Asia is home to the world’s most promising business opportunities and accounts for one-third of the global economy. It seems logical that Asians would be leading economic growth in the region. Instead, IMA Asia’s Asia CEO Forum, which comprises leaders of large MNCs here, found that 80 per cent of its members were expats.
Experts are encouraging MNCs in Asia to take a second look at their leadership pipeline and grow the emerging leadership talent pool in Asia.
Why Asia needs Asian leaders
Asian leaders can enhance growth prospects by contributing a unique mindset and outlook to leadership, and offering insights into the region’s markets, cultures and dynamics.
When The Estée Lauder Companies Inc. decided to elect Morgan Stanley China CEO Wei Sun Christianson to its Board of Directors some years ago, it explained that the China-born investment banker’s “extensive financial expertise, strong business acumen and understanding of China” would be useful for the company as it continues to expand in the region.
With Asia being such a diverse market, MNCs also realise that it pays to develop talent with the right fit. Multinationals that have successfully built strong Asian leadership on the ground include GE, whose Greater China CEO Rachel Duan is driving growth for its healthcare business by helping it to meet the demands of an ageing population. She has been named by Fortune as one of Asia-Pacific’s Most Powerful Women. Another example is Kimberly-Clark Asia-Pacific’s president Achal Agarwal, the 2016 winner of CNBC’s Asia Business Leader of the Year Award, which recognises individuals for leading the way in disruptive innovation, talent management and corporate social responsibility.
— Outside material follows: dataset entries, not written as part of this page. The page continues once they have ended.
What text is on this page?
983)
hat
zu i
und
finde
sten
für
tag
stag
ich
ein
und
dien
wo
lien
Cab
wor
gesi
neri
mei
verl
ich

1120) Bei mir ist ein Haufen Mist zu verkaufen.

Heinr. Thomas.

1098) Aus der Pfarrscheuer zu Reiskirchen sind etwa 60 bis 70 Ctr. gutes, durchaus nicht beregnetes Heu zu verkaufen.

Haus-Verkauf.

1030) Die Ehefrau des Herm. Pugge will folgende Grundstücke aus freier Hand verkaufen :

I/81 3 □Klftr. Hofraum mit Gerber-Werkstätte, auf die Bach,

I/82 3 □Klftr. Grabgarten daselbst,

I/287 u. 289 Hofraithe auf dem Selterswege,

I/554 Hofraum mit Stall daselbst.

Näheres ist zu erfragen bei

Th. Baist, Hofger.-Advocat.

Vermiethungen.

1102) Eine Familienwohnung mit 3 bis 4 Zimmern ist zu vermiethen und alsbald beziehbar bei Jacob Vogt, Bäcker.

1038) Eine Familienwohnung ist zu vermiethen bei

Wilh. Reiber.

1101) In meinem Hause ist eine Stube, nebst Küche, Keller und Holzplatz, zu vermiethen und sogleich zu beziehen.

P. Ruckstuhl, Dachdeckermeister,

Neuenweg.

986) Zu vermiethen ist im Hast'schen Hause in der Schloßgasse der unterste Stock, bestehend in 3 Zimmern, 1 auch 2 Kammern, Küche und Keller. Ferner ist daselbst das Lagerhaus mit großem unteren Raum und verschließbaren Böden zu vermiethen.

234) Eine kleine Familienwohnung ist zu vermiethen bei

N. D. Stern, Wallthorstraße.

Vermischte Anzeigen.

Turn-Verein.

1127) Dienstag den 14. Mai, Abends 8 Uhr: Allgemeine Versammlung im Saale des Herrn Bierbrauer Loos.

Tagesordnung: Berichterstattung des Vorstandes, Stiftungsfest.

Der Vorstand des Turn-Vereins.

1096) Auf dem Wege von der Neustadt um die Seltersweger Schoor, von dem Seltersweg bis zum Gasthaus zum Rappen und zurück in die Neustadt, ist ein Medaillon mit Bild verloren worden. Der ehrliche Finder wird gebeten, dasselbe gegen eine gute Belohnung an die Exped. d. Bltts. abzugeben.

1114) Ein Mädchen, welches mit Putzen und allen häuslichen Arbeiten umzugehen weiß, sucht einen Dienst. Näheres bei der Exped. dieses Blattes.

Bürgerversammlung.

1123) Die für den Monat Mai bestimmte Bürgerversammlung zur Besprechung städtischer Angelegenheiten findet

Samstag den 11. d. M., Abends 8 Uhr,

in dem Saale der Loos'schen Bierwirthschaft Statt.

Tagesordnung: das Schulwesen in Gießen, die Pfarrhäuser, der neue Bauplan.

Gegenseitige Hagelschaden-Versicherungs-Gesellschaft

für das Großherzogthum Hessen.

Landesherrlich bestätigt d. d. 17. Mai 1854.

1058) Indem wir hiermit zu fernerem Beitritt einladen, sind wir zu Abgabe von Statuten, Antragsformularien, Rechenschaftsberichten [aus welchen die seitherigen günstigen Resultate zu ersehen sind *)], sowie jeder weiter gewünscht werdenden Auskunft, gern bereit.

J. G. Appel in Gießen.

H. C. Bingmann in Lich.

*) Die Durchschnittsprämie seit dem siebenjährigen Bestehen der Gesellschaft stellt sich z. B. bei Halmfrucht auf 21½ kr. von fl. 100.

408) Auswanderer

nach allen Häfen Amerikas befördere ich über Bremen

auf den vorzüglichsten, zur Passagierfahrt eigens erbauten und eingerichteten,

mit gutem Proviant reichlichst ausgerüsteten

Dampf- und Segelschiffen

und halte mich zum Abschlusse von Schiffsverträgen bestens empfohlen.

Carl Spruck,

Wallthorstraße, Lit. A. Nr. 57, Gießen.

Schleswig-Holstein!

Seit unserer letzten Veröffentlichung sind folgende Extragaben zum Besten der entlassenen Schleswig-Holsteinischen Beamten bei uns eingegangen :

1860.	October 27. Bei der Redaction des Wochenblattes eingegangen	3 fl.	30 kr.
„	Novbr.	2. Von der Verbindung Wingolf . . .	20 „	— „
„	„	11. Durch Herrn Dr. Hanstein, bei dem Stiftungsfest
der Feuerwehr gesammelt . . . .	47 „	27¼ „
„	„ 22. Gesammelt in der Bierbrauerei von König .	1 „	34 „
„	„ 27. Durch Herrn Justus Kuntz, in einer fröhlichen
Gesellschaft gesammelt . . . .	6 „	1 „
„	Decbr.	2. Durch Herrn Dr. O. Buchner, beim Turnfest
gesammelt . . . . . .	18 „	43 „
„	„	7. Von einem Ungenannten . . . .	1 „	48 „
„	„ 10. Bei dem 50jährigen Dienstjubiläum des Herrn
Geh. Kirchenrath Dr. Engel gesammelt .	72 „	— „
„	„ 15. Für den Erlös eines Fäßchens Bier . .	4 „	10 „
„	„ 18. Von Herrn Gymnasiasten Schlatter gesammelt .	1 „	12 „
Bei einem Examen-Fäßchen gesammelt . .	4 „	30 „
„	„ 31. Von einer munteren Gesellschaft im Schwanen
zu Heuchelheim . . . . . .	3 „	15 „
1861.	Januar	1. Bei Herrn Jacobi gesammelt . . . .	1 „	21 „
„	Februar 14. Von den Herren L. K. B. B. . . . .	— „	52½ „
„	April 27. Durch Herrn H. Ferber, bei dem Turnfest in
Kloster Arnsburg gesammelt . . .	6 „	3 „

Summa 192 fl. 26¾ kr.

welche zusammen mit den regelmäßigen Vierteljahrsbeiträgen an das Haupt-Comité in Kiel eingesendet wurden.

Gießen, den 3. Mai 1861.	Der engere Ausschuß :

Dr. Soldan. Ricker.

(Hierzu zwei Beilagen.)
Local talent has a deeper understanding of the work dynamic on the ground, says Sunil Puri, APAC Head of Research, Innovation and Product Development at the Center for Creative Leadership (CCL). He is interviewing more than 100 global company leaders for his research study The Global Asian Leader: From Local Stars to Global CXOs.
“Senior leaders point to the sense of humility which is so pervasive and evident here in Asia. Western MNCs trying to build businesses using the traditional approach of ‘cowboy’ leadership might not work in Asia,” Puri says. “Asian leaders bring the humility angle into western MNCs, an absolute must-have if you want to be successful in this part of the world.”
Ang Hock-Siong, General Manager Corporate Affairs at Makino, agrees. He says that for companies like his, there is an added layer of complexity because of the cultural diversity and differing pace of development in the markets where Makino is present.
Makino is a Japanese-based company with its headquarters in Singapore, but has established its business in places as diverse as Thailand, Indonesia, Vietnam, China and India.
“It is important to have managers who understand the language and the markets in order to manage the growth. We need local people to manage the business here and capitalise on opportunities,” says Ang.
Asian talent does need to ‘step up’
In the course of his research, Puri discovered that Asians scored well in some areas when compared to their Western counterparts. They were typically better at analytics and had a very strong work ethic, and could operate with ease in highly complex and volatile environments.
He admits, however, that Asians need to ‘step up’ and develop a number of competencies if they aspire to leadership positions in large multinationals.
“Asians must hone competencies such as courage of one’s conviction, the curiosity to learn new things, building trustworthy relationships and being able to influence decisions,” says Puri. “So from a supply standpoint, Western MNCs must make sure that executives from this part of the world are building these attributes, and invest in them to help them improve in these areas.”
Investing in Asian talent
So how can MNCs tap into the rich Asian leadership pipeline?
Ang, referring specifically to Singapore, recommends that companies run programmes to help develop the number of young Singaporean leaders, given the hot competition for available talent in the market. Quoting the example of Makino, Ang says that the company enrols up-and-coming managers in the five-day Graduate Management programme at the National University of Singapore and then places them in a three-month project to put learning into action. This is part of their initiative to retain and develop young leaders.
And many companies in Singapore are following suit – establishing in-house academies and enrolling managers in leadership training programmes to help young Asians develop the skills needed to walk into the boardroom.
Puri adds that merely having a leadership development programme in place is not enough. Companies must customise these programmes to account for the nuances in Asian culture.
“Companies that realise that business is conducted differently in this part of the world will tweak their leadership development tactics a little around the edges to be more effective,” he says.
Puri suggests that secondment or rotation programmes that take Asian leaders to the global headquarters are important to gain exposure to the executive leadership team. But he warns that MNC leadership positions come with a significant catch.
"If the talent is not mobile, unfortunately, that is a career killer in a MNC environment,” he says.
Puri points out that multinationals who voice commitment to greater diversity within the organisation send a conflicting message if this diversity is not reflected in the boardroom.
“If organisations really embrace diversity of talent in spirit, then you need to see the evidence at the top,” he adds.
Building a strong leadership pipeline for Asian talent is important to the company’s top line, where increased sales and engagement often means the difference between success and failure in emerging markets. And MNCs in Asia are fast learning that.